12 Eylül’deki referandum, devletin yapısı ile ilgili bir oylama idi ve bütün ülke aynı maddelere oy verdi. Bu kez, her kurum, kuruluş, dernek, parti, cemaat, cemiyet, firma, işyeri, okul, hatta şahıs, aile, ayrı ayrı referandumlar yapacak.
Devletin yapısı ile ilgili referandum olur da, bu niye olmasın? Bu ülkede, değişmesi gereken sadece devlet mi?
Eğer bu ülkede sadece devletin arızalı olduğunu, devletin dışındaki her şeyin mükemmel ve kusursuz olduğunu düşünüyorsanız, yapacağım teklifin sizin için hiçbir cazibesi olmaz. Fakat ben öyle düşünmüyorum.

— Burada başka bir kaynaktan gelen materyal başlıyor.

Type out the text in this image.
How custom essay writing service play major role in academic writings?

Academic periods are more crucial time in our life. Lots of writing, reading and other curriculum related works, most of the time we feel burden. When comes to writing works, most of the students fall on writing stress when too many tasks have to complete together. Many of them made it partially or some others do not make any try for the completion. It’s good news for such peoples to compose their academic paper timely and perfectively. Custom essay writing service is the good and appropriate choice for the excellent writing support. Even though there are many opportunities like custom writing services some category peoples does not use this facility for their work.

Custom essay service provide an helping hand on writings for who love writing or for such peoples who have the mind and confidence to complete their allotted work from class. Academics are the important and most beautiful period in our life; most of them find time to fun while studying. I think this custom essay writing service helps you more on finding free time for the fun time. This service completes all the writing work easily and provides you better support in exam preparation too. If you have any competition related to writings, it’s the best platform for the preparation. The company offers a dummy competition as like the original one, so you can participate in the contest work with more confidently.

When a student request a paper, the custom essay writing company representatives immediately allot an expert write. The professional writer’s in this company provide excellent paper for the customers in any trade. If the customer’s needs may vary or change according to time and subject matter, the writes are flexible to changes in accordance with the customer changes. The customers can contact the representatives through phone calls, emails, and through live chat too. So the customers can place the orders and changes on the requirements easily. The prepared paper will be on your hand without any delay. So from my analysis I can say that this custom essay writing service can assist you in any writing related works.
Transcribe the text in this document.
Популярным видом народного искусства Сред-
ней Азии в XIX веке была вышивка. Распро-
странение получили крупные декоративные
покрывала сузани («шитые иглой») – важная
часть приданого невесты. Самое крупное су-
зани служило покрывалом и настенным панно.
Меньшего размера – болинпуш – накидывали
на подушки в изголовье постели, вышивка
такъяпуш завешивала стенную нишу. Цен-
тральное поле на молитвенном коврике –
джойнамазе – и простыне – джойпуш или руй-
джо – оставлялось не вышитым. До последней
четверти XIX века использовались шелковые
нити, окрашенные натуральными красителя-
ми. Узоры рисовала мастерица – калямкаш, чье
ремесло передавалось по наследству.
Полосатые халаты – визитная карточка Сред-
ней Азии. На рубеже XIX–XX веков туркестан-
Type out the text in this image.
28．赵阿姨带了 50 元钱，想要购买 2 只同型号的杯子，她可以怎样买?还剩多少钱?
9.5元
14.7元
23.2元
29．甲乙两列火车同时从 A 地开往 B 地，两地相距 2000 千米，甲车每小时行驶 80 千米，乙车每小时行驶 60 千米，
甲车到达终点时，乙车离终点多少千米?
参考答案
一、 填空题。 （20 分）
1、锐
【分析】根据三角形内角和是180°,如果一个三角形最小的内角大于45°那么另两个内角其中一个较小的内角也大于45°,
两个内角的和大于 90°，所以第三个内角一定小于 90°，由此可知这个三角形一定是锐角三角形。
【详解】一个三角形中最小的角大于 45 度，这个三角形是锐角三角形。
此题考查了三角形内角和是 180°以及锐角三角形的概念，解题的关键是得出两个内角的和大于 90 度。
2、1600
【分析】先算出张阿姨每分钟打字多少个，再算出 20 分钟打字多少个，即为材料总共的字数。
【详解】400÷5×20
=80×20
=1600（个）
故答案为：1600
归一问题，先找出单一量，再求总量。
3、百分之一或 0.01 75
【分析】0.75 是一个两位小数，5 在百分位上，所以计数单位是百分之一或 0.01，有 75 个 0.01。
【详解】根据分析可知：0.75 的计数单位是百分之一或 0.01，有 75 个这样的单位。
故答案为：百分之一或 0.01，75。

Devletin baskıcı ve totaliter olduğunu her fırsatta vurguluyoruz da, acaba kurum ve kuruluşlar, partiler, örgütler, dernekler, cemaatler, cemiyetler, camiâlar, firmalar, işyerleri, okullar, hatta biz şâhıslar, çok mu özgürlükçü ve medenîyiz?
Askerî darbelerden, dikta rejiminden, baskıcı ve otoriter yönetimden şikâyet edip sürekli olarak “özgürlük”, “eşitlik” laflarını ağızlarından düşürmeyenler, acaba kendi içlerinde daha mı az totaliter?
Başımızdaki devletin baskıcı ve totaliter olduğundan, hatta kendi halkına taban tabana zıt ilkeler üzerinde bina edildiğinden zerre kadar şüphe yok. Bu noktada artık Şırnak’ın köylüsü ile Yozgat’ın köylüsü bile aynı görüşte.
Esasında bu son referandumdan sonra, bu rejimin, deniz sahillerindeki mayolu seçkinlerin yaptıkları kumdan kaleler dışında sağlam kalesi de kalmadı.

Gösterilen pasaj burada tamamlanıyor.